In the residency, she has now produced a braiding machine on a smaller scale, which makes it possible to create textile braids and experiment with different yarn materials. Based on the DIY 3D Printed Braiding Machine by Fraens, different textile fibers (sustainable natural and synthetic fibers as well as biomaterials) are used. These braids could be used as accessories (e.g. bracelets or necklaces) and in clothing.

In the Happylab, she mainly used the 3D printer to produce the individual components for the braiding machine. Well over 100 individual parts were printed with it. The laser cutter was also used to cut the base plates for the braiding process. She also found the Happylab store very practical for purchasing the necessary screws and other accessories directly. Once all the individual parts had been manufactured, the assembly could begin.

"Happylab really helped me with the consultation sessions. As I don't have a technical background myself, I found some of the steps involved in assembling and preparing the individual parts difficult. During the consultation sessions, I was shown and given suggestions for solutions to my project/problem within a very short space of time. The learning process was enormous. The discussions with the other participants were also great and gave me new perspectives on my own project."
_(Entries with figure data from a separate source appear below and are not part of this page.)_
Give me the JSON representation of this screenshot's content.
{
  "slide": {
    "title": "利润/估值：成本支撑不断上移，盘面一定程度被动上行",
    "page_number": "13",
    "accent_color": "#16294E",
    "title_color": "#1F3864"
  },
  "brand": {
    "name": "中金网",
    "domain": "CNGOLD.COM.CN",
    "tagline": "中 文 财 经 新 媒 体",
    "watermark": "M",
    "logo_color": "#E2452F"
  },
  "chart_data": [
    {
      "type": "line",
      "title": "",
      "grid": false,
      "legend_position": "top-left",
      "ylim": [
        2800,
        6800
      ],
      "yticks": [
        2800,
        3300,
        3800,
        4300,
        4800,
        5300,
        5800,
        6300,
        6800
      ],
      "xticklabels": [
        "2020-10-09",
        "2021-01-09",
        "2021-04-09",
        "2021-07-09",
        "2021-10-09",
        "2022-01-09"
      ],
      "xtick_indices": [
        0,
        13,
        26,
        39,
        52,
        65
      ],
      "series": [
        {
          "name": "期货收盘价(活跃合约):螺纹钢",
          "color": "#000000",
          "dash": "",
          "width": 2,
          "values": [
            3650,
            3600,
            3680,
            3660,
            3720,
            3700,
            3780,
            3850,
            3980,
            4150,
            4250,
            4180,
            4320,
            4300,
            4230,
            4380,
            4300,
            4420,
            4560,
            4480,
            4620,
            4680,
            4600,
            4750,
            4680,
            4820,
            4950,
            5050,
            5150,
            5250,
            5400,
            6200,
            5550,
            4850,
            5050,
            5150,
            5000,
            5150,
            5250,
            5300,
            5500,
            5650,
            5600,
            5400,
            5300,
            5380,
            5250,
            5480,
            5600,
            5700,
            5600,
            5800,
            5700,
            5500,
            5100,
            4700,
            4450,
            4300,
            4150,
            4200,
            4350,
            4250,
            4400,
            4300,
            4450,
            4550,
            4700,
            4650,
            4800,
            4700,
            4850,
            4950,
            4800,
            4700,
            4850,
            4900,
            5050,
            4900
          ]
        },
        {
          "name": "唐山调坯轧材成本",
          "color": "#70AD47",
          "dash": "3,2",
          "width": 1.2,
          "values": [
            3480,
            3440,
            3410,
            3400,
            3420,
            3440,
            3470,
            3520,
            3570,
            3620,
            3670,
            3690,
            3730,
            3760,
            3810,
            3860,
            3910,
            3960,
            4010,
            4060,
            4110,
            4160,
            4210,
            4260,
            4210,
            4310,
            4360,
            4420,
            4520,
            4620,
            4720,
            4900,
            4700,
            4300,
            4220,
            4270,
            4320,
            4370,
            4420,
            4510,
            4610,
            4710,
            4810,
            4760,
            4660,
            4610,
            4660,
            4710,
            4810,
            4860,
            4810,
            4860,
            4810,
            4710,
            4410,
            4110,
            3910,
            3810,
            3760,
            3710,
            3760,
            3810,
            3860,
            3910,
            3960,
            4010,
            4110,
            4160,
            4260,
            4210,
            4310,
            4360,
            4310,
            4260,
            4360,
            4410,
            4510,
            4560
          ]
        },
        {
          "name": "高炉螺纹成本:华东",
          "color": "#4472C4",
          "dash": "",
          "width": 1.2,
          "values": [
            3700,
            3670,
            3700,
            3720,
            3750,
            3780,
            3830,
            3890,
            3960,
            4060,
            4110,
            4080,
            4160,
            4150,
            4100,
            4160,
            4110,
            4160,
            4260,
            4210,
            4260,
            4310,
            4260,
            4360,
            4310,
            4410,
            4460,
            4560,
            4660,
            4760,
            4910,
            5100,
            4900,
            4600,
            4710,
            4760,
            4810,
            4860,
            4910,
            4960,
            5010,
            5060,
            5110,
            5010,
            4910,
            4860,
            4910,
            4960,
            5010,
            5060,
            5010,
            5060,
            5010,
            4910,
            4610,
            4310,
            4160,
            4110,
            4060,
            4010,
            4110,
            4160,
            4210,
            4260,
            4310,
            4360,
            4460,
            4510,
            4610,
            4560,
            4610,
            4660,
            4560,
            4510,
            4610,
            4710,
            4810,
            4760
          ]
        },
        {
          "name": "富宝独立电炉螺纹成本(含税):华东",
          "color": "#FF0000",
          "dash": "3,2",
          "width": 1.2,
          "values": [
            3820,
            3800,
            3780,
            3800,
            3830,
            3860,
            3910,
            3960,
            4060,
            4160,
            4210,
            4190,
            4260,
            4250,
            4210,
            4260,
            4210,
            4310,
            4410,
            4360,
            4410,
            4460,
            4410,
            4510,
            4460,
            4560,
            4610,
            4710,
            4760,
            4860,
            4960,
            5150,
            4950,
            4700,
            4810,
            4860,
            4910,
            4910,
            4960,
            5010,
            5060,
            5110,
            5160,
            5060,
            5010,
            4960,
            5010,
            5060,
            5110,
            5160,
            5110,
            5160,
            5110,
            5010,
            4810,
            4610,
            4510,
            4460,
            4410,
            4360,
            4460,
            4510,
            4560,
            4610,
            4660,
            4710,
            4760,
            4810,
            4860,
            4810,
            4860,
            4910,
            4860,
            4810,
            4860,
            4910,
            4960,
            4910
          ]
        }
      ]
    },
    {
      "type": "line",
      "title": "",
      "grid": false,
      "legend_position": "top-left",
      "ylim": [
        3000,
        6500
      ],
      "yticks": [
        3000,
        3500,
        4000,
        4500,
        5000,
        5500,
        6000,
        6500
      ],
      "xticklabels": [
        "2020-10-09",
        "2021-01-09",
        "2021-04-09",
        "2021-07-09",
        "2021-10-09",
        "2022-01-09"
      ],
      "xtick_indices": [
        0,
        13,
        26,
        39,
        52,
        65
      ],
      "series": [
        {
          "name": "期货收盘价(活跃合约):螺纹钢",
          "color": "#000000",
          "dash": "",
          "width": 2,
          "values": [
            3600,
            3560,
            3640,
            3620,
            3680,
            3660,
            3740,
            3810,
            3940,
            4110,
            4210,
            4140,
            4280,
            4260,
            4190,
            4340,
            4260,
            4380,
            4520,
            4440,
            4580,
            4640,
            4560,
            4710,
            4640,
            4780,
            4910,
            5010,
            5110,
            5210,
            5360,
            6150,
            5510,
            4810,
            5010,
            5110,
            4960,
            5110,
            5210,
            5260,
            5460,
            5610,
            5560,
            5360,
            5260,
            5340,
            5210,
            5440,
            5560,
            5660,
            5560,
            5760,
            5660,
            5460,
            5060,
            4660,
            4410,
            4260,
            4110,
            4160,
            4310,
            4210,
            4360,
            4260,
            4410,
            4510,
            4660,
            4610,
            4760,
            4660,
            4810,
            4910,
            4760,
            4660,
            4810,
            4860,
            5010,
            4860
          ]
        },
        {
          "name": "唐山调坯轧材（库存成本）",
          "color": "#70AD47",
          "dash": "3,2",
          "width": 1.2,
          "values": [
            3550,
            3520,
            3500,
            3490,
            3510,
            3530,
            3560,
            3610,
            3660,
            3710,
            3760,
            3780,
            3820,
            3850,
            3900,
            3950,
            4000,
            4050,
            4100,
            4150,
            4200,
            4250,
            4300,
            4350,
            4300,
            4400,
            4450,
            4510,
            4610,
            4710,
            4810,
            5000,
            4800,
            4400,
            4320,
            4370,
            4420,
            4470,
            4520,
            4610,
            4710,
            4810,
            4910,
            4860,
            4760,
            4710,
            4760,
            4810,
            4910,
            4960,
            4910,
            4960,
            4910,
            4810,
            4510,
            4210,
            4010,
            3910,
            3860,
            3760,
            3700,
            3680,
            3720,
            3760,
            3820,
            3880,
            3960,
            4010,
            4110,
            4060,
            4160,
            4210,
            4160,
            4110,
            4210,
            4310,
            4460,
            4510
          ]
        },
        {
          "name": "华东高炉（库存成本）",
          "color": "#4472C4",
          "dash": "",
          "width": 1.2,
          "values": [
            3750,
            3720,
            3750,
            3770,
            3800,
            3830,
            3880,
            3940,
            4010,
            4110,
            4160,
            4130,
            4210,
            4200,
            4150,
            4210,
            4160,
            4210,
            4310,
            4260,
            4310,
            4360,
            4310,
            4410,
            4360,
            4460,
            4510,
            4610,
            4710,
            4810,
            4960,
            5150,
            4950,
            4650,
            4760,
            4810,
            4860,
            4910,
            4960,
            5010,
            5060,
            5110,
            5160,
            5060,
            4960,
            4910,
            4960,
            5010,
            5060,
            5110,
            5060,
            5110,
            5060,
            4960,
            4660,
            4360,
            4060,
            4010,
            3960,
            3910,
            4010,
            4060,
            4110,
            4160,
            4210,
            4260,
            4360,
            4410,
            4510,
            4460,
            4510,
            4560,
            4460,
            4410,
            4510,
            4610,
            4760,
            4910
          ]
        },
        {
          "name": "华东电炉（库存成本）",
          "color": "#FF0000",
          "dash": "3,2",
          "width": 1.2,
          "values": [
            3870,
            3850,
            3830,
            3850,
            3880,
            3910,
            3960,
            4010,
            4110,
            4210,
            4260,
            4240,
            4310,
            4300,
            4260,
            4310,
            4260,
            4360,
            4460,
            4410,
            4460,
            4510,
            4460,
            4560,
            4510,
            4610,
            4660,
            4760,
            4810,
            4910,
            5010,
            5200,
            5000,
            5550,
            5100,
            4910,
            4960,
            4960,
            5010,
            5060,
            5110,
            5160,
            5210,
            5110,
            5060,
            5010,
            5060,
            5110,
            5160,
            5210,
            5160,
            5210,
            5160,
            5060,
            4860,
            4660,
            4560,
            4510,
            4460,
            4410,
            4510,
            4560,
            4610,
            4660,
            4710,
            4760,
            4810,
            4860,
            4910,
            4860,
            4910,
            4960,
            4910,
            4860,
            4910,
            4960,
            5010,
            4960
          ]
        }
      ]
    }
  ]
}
Catalin has designed replifactory, a 3D-printed laboratory device for growing bacteria. It enables a variety of typical biological experiments to be carried out - including a morbidostat (keeping the stress level constant for the culture in order to adapt it to a stress - such as antibiotics or metals). A morbidostat is a very complicated laboratory device that needs to be operated and maintained by a technician, as existing designs have not been optimized.

Catalin has designed a version that is compact, easy to clean and inexpensive to build and has been developing it over the past few months. The result is an experimental evolution system - a kind of "fitness trainer for bacteria"

At Happylab, Catalin used the electronics workshop to solder circuit boards, the (metal) laser cutter and the CNC machines to develop components and devices for assembly.

"The Distributed Design Residency helped me develop my project by connecting me with a community of enthusiastic like-minded people. I had stimulating discussions with other makers and experts from different fields who come together at Happylab."